British house prices will drop 7 percent this year and there is likely to be a 35 percent slump in property market transactions, according to revised forecasts from a leading mortgage body.
The Council of Mortgage Lenders (CML) predicted there will be 770,000 property transactions in England and Wales this year, down from 1.18 million in 2007.
The CML's last forecast in October had predicted a 1 percent rise in house prices and a 14 percent drop in transactions for 2008.
Britain's housing market has slowed sharply in recent months as a global credit crunch has seen lenders retreat from the market and consumers have reacted to rising inflation and a worsening economic outlook.
"The credit crunch has resulted in a gap in the availability of mortgage credit relative to demand. Lenders have changed their product ranges, tightened lending criteria and reviewed their pricing in order to maintain their individual ability to manage demand," Jim Cunningham, senior economist at the CML, said in the forecast.

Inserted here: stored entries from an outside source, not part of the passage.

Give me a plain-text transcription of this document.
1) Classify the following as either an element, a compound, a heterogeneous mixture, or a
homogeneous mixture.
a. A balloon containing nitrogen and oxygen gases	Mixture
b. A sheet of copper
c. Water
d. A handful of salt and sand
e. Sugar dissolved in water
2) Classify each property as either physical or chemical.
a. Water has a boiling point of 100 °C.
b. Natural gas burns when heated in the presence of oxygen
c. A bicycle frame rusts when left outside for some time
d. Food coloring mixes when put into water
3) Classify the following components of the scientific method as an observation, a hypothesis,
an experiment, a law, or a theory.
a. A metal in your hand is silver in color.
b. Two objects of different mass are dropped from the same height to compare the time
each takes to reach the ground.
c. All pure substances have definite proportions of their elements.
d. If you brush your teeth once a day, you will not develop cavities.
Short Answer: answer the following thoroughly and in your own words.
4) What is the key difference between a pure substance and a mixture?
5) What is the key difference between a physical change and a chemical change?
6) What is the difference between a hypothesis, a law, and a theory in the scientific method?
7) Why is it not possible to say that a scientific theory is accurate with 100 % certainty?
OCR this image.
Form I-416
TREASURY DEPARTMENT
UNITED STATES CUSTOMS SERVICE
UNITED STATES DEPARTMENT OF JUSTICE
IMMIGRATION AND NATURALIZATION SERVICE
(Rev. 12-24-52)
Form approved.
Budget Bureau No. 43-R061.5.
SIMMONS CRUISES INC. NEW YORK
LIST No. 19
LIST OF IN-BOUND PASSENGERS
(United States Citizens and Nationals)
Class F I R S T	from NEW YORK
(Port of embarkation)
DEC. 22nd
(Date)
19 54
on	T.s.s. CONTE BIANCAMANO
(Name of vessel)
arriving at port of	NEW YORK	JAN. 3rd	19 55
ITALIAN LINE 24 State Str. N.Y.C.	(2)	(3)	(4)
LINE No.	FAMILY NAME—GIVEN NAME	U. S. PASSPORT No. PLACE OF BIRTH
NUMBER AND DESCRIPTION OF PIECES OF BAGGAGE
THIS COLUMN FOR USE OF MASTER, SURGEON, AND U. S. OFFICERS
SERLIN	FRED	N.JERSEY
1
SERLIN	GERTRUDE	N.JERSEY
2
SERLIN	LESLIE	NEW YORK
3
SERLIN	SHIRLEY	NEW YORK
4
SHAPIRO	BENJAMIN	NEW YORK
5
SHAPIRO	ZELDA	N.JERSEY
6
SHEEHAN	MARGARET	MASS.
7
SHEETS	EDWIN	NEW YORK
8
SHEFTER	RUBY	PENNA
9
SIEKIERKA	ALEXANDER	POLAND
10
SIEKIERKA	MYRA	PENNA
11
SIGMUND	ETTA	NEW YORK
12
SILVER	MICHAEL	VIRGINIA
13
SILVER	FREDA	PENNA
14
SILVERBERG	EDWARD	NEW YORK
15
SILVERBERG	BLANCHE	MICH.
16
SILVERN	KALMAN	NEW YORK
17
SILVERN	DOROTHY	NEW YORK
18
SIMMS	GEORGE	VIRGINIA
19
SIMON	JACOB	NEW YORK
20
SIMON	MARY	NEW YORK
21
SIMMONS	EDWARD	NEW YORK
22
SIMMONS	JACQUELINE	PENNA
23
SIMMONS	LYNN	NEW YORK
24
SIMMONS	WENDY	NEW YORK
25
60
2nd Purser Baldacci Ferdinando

Gross mortgage lending will total around 285 billion pounds ($560 billion) this year, down 21 percent on 2007 and well below the previous forecast of 340 billion.
Net lending will be half last year's level at 55 billion pounds, and down from the October forecast of 90 billion, it said.
The CML's members include banks, building societies and other lenders and provide 98 percent of UK home loans.
Gross mortgage lending was 25.3 billion pounds in April, up 5 percent from March but down 8 percent from April 2007, the CML's regular lending data showed.